The COST 250 project (1995 - 2000)

Speaker Recognition in Telephony

The COST 249 project (1994 - 2000)

The main objective of the project is to co-ordinate research efforts in the area of multlingual continuous speech recognition for future public network services. This will be accomplished by establishing a unified language-independent speech recognition concept, and by investigating specific topics within the framework of this concept. This way it should be possible to validate the partners' efforts in signal processing, statistical pattern recognition and linguistic processing in a more unified way .

The OOBP project (1994 - 2005)

OOBP is a programming paradigm developped at TCTS Lab since 1994. It is defined as Object Oriented Programming around processes and combines OOP and block descriptions. Plug and Play Software extends OOBP by defining input and output data as abstract streams.

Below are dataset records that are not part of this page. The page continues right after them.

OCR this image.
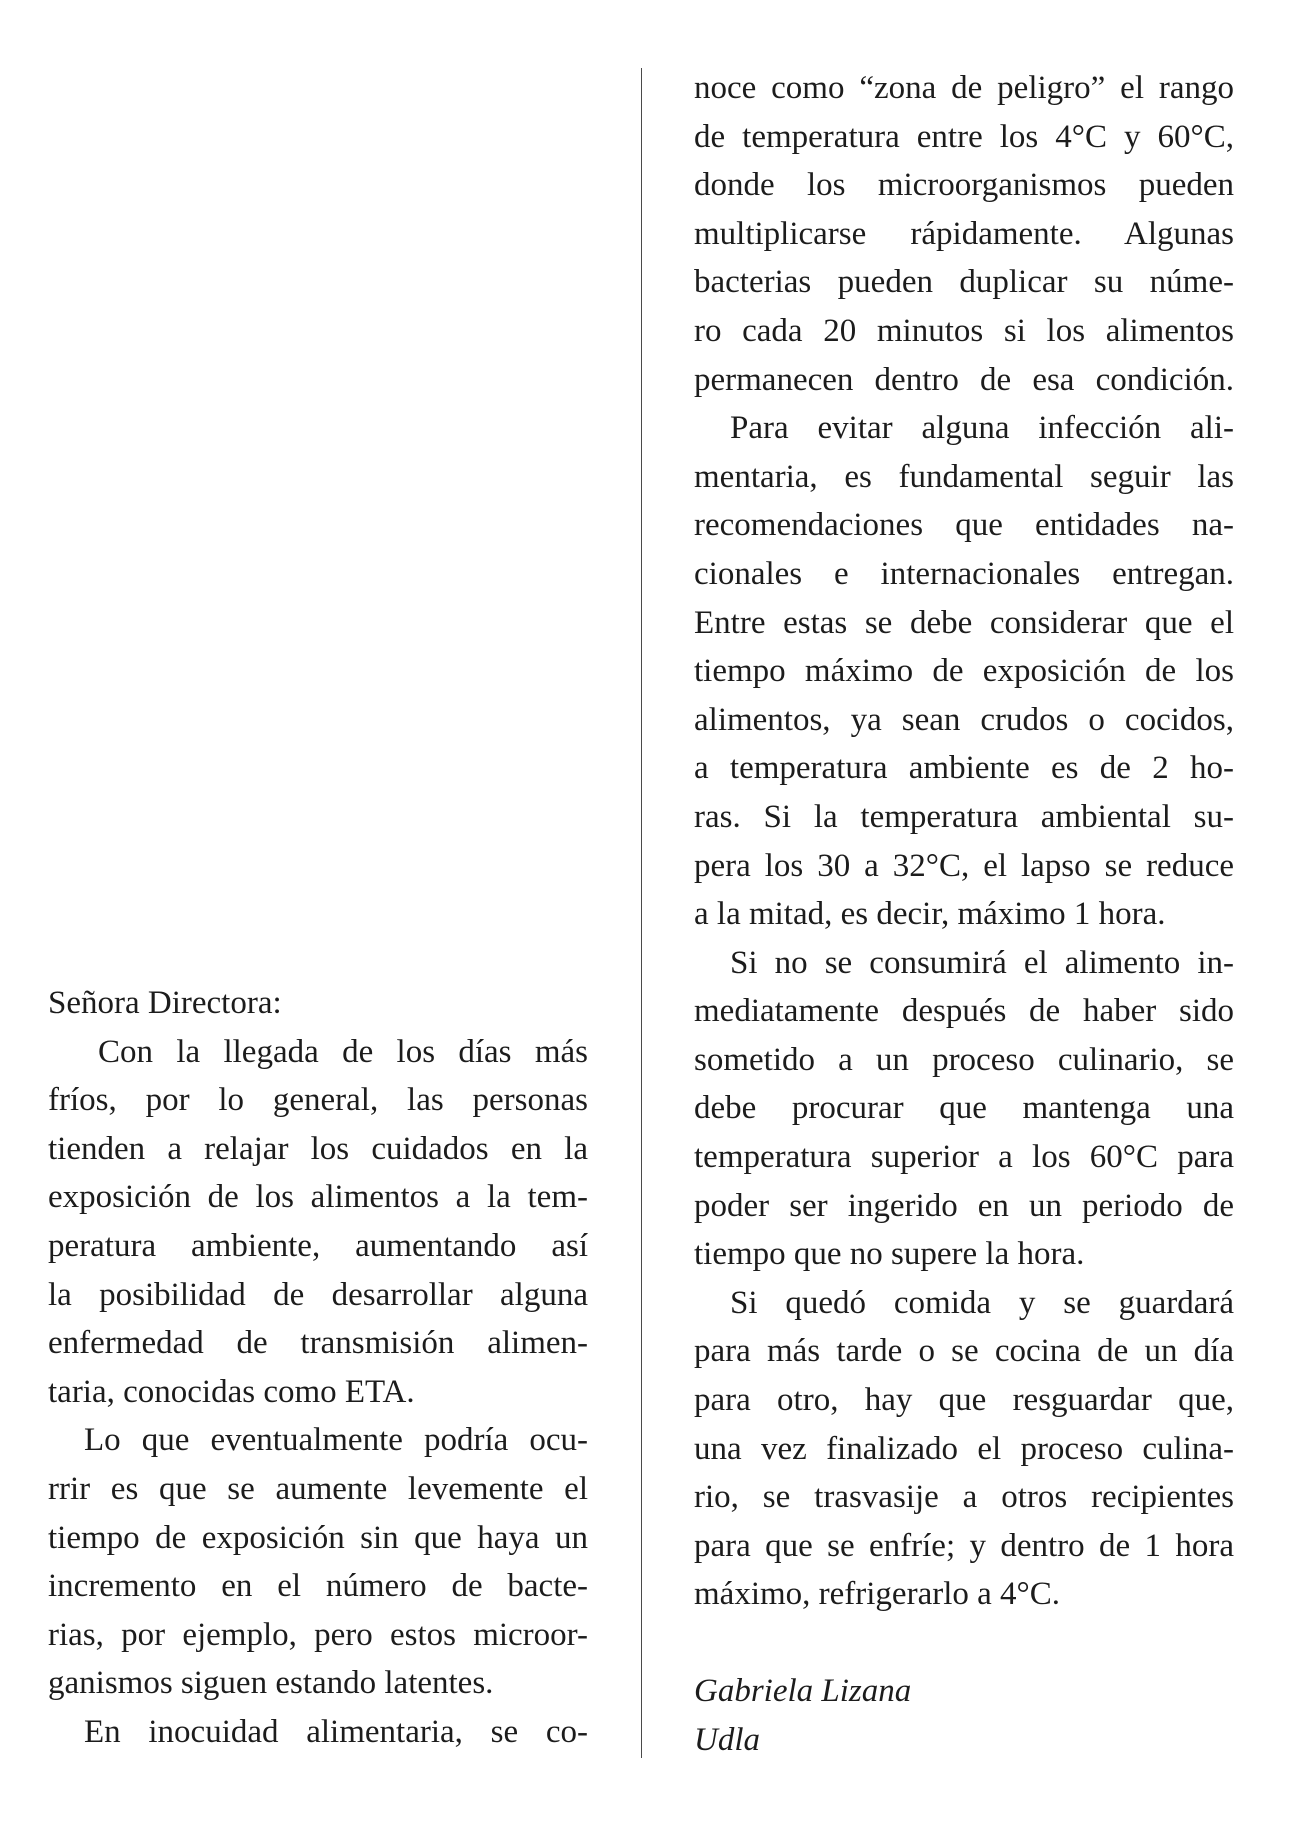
Señora Directora:
Con la llegada de los días más
fríos, por lo general, las personas
tienden a relajar los cuidados en la
exposición de los alimentos a la tem-
peratura ambiente, aumentando así
la posibilidad de desarrollar alguna
enfermedad de transmisión alimen-
taria, conocidas como ETA.
Lo que eventualmente podría ocu-
rrir es que se aumente levemente el
tiempo de exposición sin que haya un
incremento en el número de bacte-
rias, por ejemplo, pero estos microor-
ganismos siguen estando latentes.
En inocuidad alimentaria, se co-
noce como “zona de peligro” el rango
de temperatura entre los 4°C y 60°C,
donde los microorganismos pueden
multiplicarse rápidamente. Algunas
bacterias pueden duplicar su núme-
ro cada 20 minutos si los alimentos
permanecen dentro de esa condición.
Para evitar alguna infección ali-
mentaria, es fundamental seguir las
recomendaciones que entidades na-
cionales e internacionales entregan.
Entre estas se debe considerar que el
tiempo máximo de exposición de los
alimentos, ya sean crudos o cocidos,
a temperatura ambiente es de 2 ho-
ras. Si la temperatura ambiental su-
pera los 30 a 32°C, el lapso se reduce
a la mitad, es decir, máximo 1 hora.
Si no se consumirá el alimento in-
mediatamente después de haber sido
sometido a un proceso culinario, se
debe procurar que mantenga una
temperatura superior a los 60°C para
poder ser ingerido en un periodo de
tiempo que no supere la hora.
Si quedó comida y se guardará
para más tarde o se cocina de un día
para otro, hay que resguardar que,
una vez finalizado el proceso culina-
rio, se trasvasije a otros recipientes
para que se enfríe; y dentro de 1 hora
máximo, refrigerarlo a 4°C.
Gabriela Lizana
Udla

The HIMARNNET project (1993 - 1995)

The development and assessment of neural network techniques for improving the robustness of medium vocabulary (50-100 words), speaker-independent, isolated word recognisers for telephone transmission quality speech. The dominant technology is Hidden Markov Models (HMMs) but this has significant limitations, some of which could be alleviated by the judicious use of artificial neural networks (ANNs) or hybrid combinations of both techniques. Direct comparisons of ANN-based, HMM-based, and hybrid ANN/HMM techniques for speech recognition will be made. The developments will be integrated and validated in the context of a telephone application including speech recognition capabilities. A number of prototypes have been demonstrated on low cost commodity systems. The telephone application developed within the project will be the basis for product development by Tedas.